The Federal Circuit made headlines when it affirmed the U.S. District Court for the Eastern District of Virginia’s holding that an artificial intelligence (AI) cannot qualify as an “inventor” under the Patent Act – only (human) “individuals” can. The patent application at the heart of the case listed a single inventor with the given name “DABUS” and the family name “(Invention generated by artificial intelligence).” The district court had granted the motion for summary judgment of the United States Patent and Trademark Office (USPTO) after the applicant and assignee of the patent application, Stephen Thaler, challenged the USPTO’s denial of his petition and requested reconsideration of the Office’s dismissal of his patent application for failure to identify each inventor by his or her legal name. While the Federal Circuit opinion is important, we anticipate the real-life upshot of its holding will be minimal. As the court said, “we are not confronted today with the question of whether inventions made by human beings with the assistance of AI are eligible for patent protection,” and yet that is the question that is most relevant today. (Thaler v. Vidal, 2021-2347, 2022 WL 3130863 (Fed. Cir. Aug. 5, 2022) at 10.)
Thaler v. Vidal hinged on a straightforward question of statutory interpretation. Under the Leahy-Smith America Invents Act (AIA), to be accepted, patent applications must include the name of the inventor(s) of the relevant invention along with an oath from such inventor(s) claiming the invention as their own. The AIA in turn defines “inventor” as “the individual or, if a joint invention, the individuals collectively who invented or discovered the subject matter of the invention.” 35 U.S.C. § 100(f) (emphasis added).
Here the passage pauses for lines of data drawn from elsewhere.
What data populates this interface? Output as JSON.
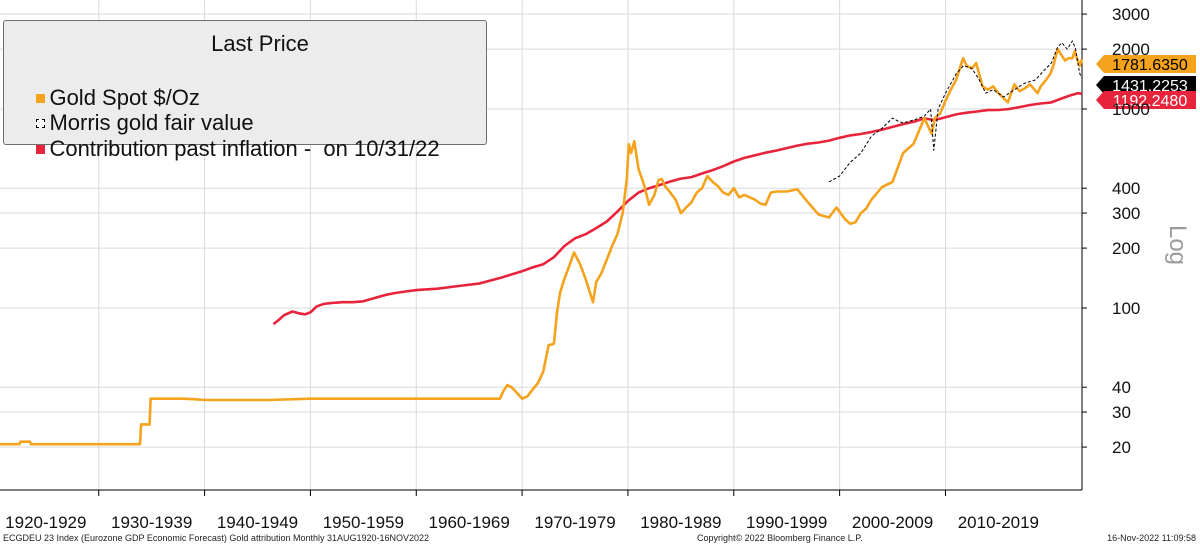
{
  "chart_data": {
    "type": "line",
    "yscale": "log",
    "ylabel": "Log",
    "ylim": [
      14,
      3000
    ],
    "y_ticks": [
      20,
      30,
      40,
      100,
      200,
      300,
      400,
      1000,
      2000,
      3000
    ],
    "xlim": [
      1920.67,
      2022.9
    ],
    "x_tick_labels": [
      {
        "label": "1920-1929",
        "start": 1920,
        "end": 1930
      },
      {
        "label": "1930-1939",
        "start": 1930,
        "end": 1940
      },
      {
        "label": "1940-1949",
        "start": 1940,
        "end": 1950
      },
      {
        "label": "1950-1959",
        "start": 1950,
        "end": 1960
      },
      {
        "label": "1960-1969",
        "start": 1960,
        "end": 1970
      },
      {
        "label": "1970-1979",
        "start": 1970,
        "end": 1980
      },
      {
        "label": "1980-1989",
        "start": 1980,
        "end": 1990
      },
      {
        "label": "1990-1999",
        "start": 1990,
        "end": 2000
      },
      {
        "label": "2000-2009",
        "start": 2000,
        "end": 2010
      },
      {
        "label": "2010-2019",
        "start": 2010,
        "end": 2020
      }
    ],
    "legend": {
      "title": "Last Price",
      "entries": [
        "Gold Spot $/Oz",
        "Morris gold fair value",
        "Contribution past inflation -  on 10/31/22"
      ],
      "placement": "top-left"
    },
    "series": [
      {
        "name": "Gold Spot $/Oz",
        "color": "#f5a21c",
        "last_value_label": "1781.6350",
        "points": [
          [
            1920.67,
            20.67
          ],
          [
            1922.5,
            20.67
          ],
          [
            1922.6,
            21.3
          ],
          [
            1923.5,
            21.3
          ],
          [
            1923.6,
            20.67
          ],
          [
            1933.9,
            20.67
          ],
          [
            1934.0,
            26
          ],
          [
            1934.8,
            26
          ],
          [
            1934.9,
            35
          ],
          [
            1938.0,
            35
          ],
          [
            1939.0,
            34.8
          ],
          [
            1940.0,
            34.5
          ],
          [
            1946.0,
            34.5
          ],
          [
            1950.0,
            35
          ],
          [
            1960.0,
            35
          ],
          [
            1967.9,
            35
          ],
          [
            1968.2,
            38
          ],
          [
            1968.6,
            41
          ],
          [
            1969.0,
            40
          ],
          [
            1969.6,
            37
          ],
          [
            1970.0,
            35
          ],
          [
            1970.5,
            36
          ],
          [
            1971.0,
            39
          ],
          [
            1971.5,
            42
          ],
          [
            1972.0,
            48
          ],
          [
            1972.5,
            65
          ],
          [
            1973.0,
            66
          ],
          [
            1973.3,
            95
          ],
          [
            1973.6,
            120
          ],
          [
            1974.0,
            140
          ],
          [
            1974.5,
            165
          ],
          [
            1974.9,
            190
          ],
          [
            1975.5,
            165
          ],
          [
            1976.0,
            140
          ],
          [
            1976.7,
            107
          ],
          [
            1977.0,
            135
          ],
          [
            1977.5,
            150
          ],
          [
            1978.0,
            175
          ],
          [
            1978.5,
            205
          ],
          [
            1979.0,
            235
          ],
          [
            1979.5,
            300
          ],
          [
            1979.9,
            450
          ],
          [
            1980.08,
            665
          ],
          [
            1980.3,
            600
          ],
          [
            1980.6,
            690
          ],
          [
            1981.0,
            500
          ],
          [
            1981.5,
            420
          ],
          [
            1982.0,
            330
          ],
          [
            1982.5,
            370
          ],
          [
            1982.9,
            440
          ],
          [
            1983.2,
            445
          ],
          [
            1983.5,
            410
          ],
          [
            1984.0,
            380
          ],
          [
            1984.5,
            350
          ],
          [
            1985.0,
            300
          ],
          [
            1985.5,
            320
          ],
          [
            1986.0,
            340
          ],
          [
            1986.5,
            380
          ],
          [
            1987.0,
            400
          ],
          [
            1987.5,
            460
          ],
          [
            1988.0,
            430
          ],
          [
            1988.5,
            410
          ],
          [
            1989.0,
            380
          ],
          [
            1989.5,
            370
          ],
          [
            1990.0,
            400
          ],
          [
            1990.5,
            360
          ],
          [
            1991.0,
            370
          ],
          [
            1991.5,
            360
          ],
          [
            1992.0,
            350
          ],
          [
            1992.5,
            335
          ],
          [
            1993.0,
            330
          ],
          [
            1993.5,
            380
          ],
          [
            1994.0,
            385
          ],
          [
            1995.0,
            385
          ],
          [
            1996.0,
            395
          ],
          [
            1997.0,
            340
          ],
          [
            1998.0,
            295
          ],
          [
            1999.0,
            285
          ],
          [
            1999.7,
            320
          ],
          [
            2000.5,
            280
          ],
          [
            2001.0,
            265
          ],
          [
            2001.5,
            270
          ],
          [
            2002.0,
            300
          ],
          [
            2002.5,
            315
          ],
          [
            2003.0,
            350
          ],
          [
            2004.0,
            405
          ],
          [
            2005.0,
            430
          ],
          [
            2006.0,
            600
          ],
          [
            2007.0,
            670
          ],
          [
            2008.0,
            900
          ],
          [
            2008.7,
            750
          ],
          [
            2009.0,
            900
          ],
          [
            2009.5,
            950
          ],
          [
            2010.0,
            1100
          ],
          [
            2010.5,
            1250
          ],
          [
            2011.0,
            1400
          ],
          [
            2011.67,
            1800
          ],
          [
            2012.0,
            1650
          ],
          [
            2012.5,
            1600
          ],
          [
            2012.9,
            1700
          ],
          [
            2013.5,
            1300
          ],
          [
            2014.0,
            1250
          ],
          [
            2014.5,
            1300
          ],
          [
            2015.0,
            1200
          ],
          [
            2015.9,
            1080
          ],
          [
            2016.5,
            1330
          ],
          [
            2017.0,
            1230
          ],
          [
            2017.5,
            1270
          ],
          [
            2018.0,
            1330
          ],
          [
            2018.7,
            1200
          ],
          [
            2019.0,
            1300
          ],
          [
            2019.5,
            1400
          ],
          [
            2019.9,
            1500
          ],
          [
            2020.2,
            1650
          ],
          [
            2020.6,
            2000
          ],
          [
            2021.0,
            1850
          ],
          [
            2021.3,
            1750
          ],
          [
            2021.6,
            1800
          ],
          [
            2022.0,
            1800
          ],
          [
            2022.2,
            1950
          ],
          [
            2022.5,
            1750
          ],
          [
            2022.7,
            1650
          ],
          [
            2022.9,
            1781.635
          ]
        ]
      },
      {
        "name": "Morris gold fair value",
        "color": "#000000",
        "dashed": true,
        "last_value_label": "1431.2253",
        "points": [
          [
            1999.0,
            430
          ],
          [
            2000.0,
            460
          ],
          [
            2001.0,
            540
          ],
          [
            2002.0,
            600
          ],
          [
            2003.0,
            730
          ],
          [
            2004.0,
            800
          ],
          [
            2005.0,
            900
          ],
          [
            2005.5,
            870
          ],
          [
            2006.0,
            850
          ],
          [
            2007.0,
            880
          ],
          [
            2008.0,
            920
          ],
          [
            2008.6,
            1000
          ],
          [
            2008.9,
            620
          ],
          [
            2009.3,
            1000
          ],
          [
            2010.0,
            1200
          ],
          [
            2011.0,
            1500
          ],
          [
            2011.7,
            1650
          ],
          [
            2012.5,
            1600
          ],
          [
            2013.2,
            1400
          ],
          [
            2013.8,
            1200
          ],
          [
            2014.5,
            1250
          ],
          [
            2015.5,
            1150
          ],
          [
            2016.5,
            1250
          ],
          [
            2017.5,
            1350
          ],
          [
            2018.5,
            1400
          ],
          [
            2019.0,
            1500
          ],
          [
            2019.5,
            1600
          ],
          [
            2020.0,
            1700
          ],
          [
            2020.6,
            2050
          ],
          [
            2021.0,
            2150
          ],
          [
            2021.5,
            2000
          ],
          [
            2022.0,
            2200
          ],
          [
            2022.3,
            2000
          ],
          [
            2022.5,
            1700
          ],
          [
            2022.7,
            1500
          ],
          [
            2022.9,
            1431.2253
          ]
        ]
      },
      {
        "name": "Contribution past inflation -  on 10/31/22",
        "color": "#e8243c",
        "last_value_label": "1192.2480",
        "points": [
          [
            1946.5,
            83
          ],
          [
            1947.0,
            87
          ],
          [
            1947.5,
            92
          ],
          [
            1948.3,
            96
          ],
          [
            1948.9,
            94
          ],
          [
            1949.5,
            93
          ],
          [
            1950.0,
            95
          ],
          [
            1950.6,
            102
          ],
          [
            1951.3,
            105
          ],
          [
            1952.0,
            106
          ],
          [
            1953.0,
            107
          ],
          [
            1954.0,
            107
          ],
          [
            1955.0,
            108
          ],
          [
            1956.0,
            112
          ],
          [
            1957.0,
            116
          ],
          [
            1958.0,
            119
          ],
          [
            1959.0,
            121
          ],
          [
            1960.0,
            123
          ],
          [
            1962.0,
            125
          ],
          [
            1964.0,
            129
          ],
          [
            1966.0,
            133
          ],
          [
            1968.0,
            142
          ],
          [
            1970.0,
            153
          ],
          [
            1971.0,
            160
          ],
          [
            1972.0,
            166
          ],
          [
            1973.0,
            180
          ],
          [
            1974.0,
            205
          ],
          [
            1975.0,
            224
          ],
          [
            1976.0,
            235
          ],
          [
            1977.0,
            252
          ],
          [
            1978.0,
            272
          ],
          [
            1979.0,
            305
          ],
          [
            1980.0,
            345
          ],
          [
            1981.0,
            380
          ],
          [
            1982.0,
            400
          ],
          [
            1983.0,
            415
          ],
          [
            1984.0,
            432
          ],
          [
            1985.0,
            447
          ],
          [
            1986.0,
            455
          ],
          [
            1987.0,
            474
          ],
          [
            1988.0,
            493
          ],
          [
            1989.0,
            516
          ],
          [
            1990.0,
            545
          ],
          [
            1991.0,
            568
          ],
          [
            1992.0,
            585
          ],
          [
            1993.0,
            603
          ],
          [
            1994.0,
            618
          ],
          [
            1995.0,
            636
          ],
          [
            1996.0,
            655
          ],
          [
            1997.0,
            669
          ],
          [
            1998.0,
            679
          ],
          [
            1999.0,
            694
          ],
          [
            2000.0,
            717
          ],
          [
            2001.0,
            737
          ],
          [
            2002.0,
            749
          ],
          [
            2003.0,
            766
          ],
          [
            2004.0,
            787
          ],
          [
            2005.0,
            813
          ],
          [
            2006.0,
            840
          ],
          [
            2007.0,
            863
          ],
          [
            2008.0,
            897
          ],
          [
            2008.9,
            880
          ],
          [
            2009.5,
            895
          ],
          [
            2010.0,
            910
          ],
          [
            2011.0,
            939
          ],
          [
            2012.0,
            958
          ],
          [
            2013.0,
            972
          ],
          [
            2014.0,
            987
          ],
          [
            2015.0,
            988
          ],
          [
            2016.0,
            1000
          ],
          [
            2017.0,
            1022
          ],
          [
            2018.0,
            1047
          ],
          [
            2019.0,
            1066
          ],
          [
            2020.0,
            1079
          ],
          [
            2021.0,
            1130
          ],
          [
            2021.8,
            1170
          ],
          [
            2022.5,
            1200
          ],
          [
            2022.9,
            1192.248
          ]
        ]
      }
    ]
  },
  "footer": {
    "left": "ECGDEU 23 Index (Eurozone GDP Economic Forecast) Gold attribution  Monthly 31AUG1920-16NOV2022",
    "center": "Copyright© 2022 Bloomberg Finance L.P.",
    "right": "16-Nov-2022 11:09:58"
  }
}
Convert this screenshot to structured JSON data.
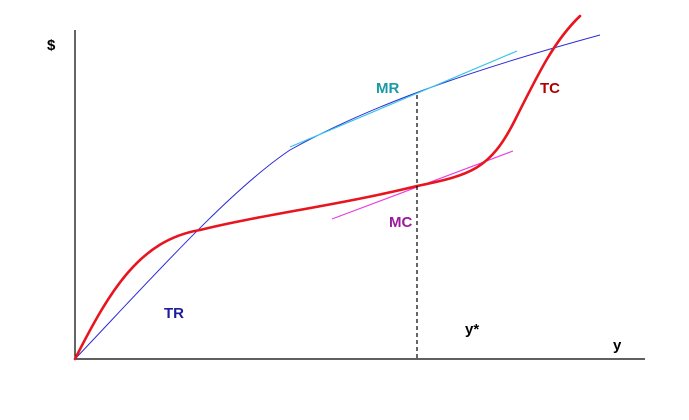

The AIA does not define “individual.”
In the application, Thaler listed only “DABUS” (Device for the Autonomous Bootstrapping of Unified Sentience) as the inventor, claiming the invention was entirely created by the AI. The issue came down to whether an AI like DABUS could be the “individual … who invented [ ] the subject matter of the invention.”
As previewed, the important questions for businesses that use AI to create potentially patentable inventions are not, and likely will not be for some time, whether an AI can be the inventor but instead how much assistance (human) inventors may receive from an AI, and at what stages, before the humans are no longer considered to have conceived the invention and therefore are not the “inventors” – and Thaler v. Vidal provides no guidance with respect to those questions, which remain very much alive.
Answering these questions may require refining or even redrawing the line between a true inventor who “contributes to the conception of the invention,” In re Hardee, 223 USPQ 1122, 1123 (Comm’r Pat. 1984)., and a non-inventor who merely has “general knowledge regarding the anticipated [results].” Bd. of Educ. ex rel. Bd. of Trustees of Fla. State Univ. v. Am. Bioscience Inc., 333 F.3d 1330, 1340 (Fed. Cir. 2003). In the latter case, the determination of inventorship may hinge upon the extent to which the AI may be characterized as a tool used by a human, rather than an independent intelligence. Given the exponential rise of use of AI in research and development, it may only be a matter of time before courts are faced with these questions.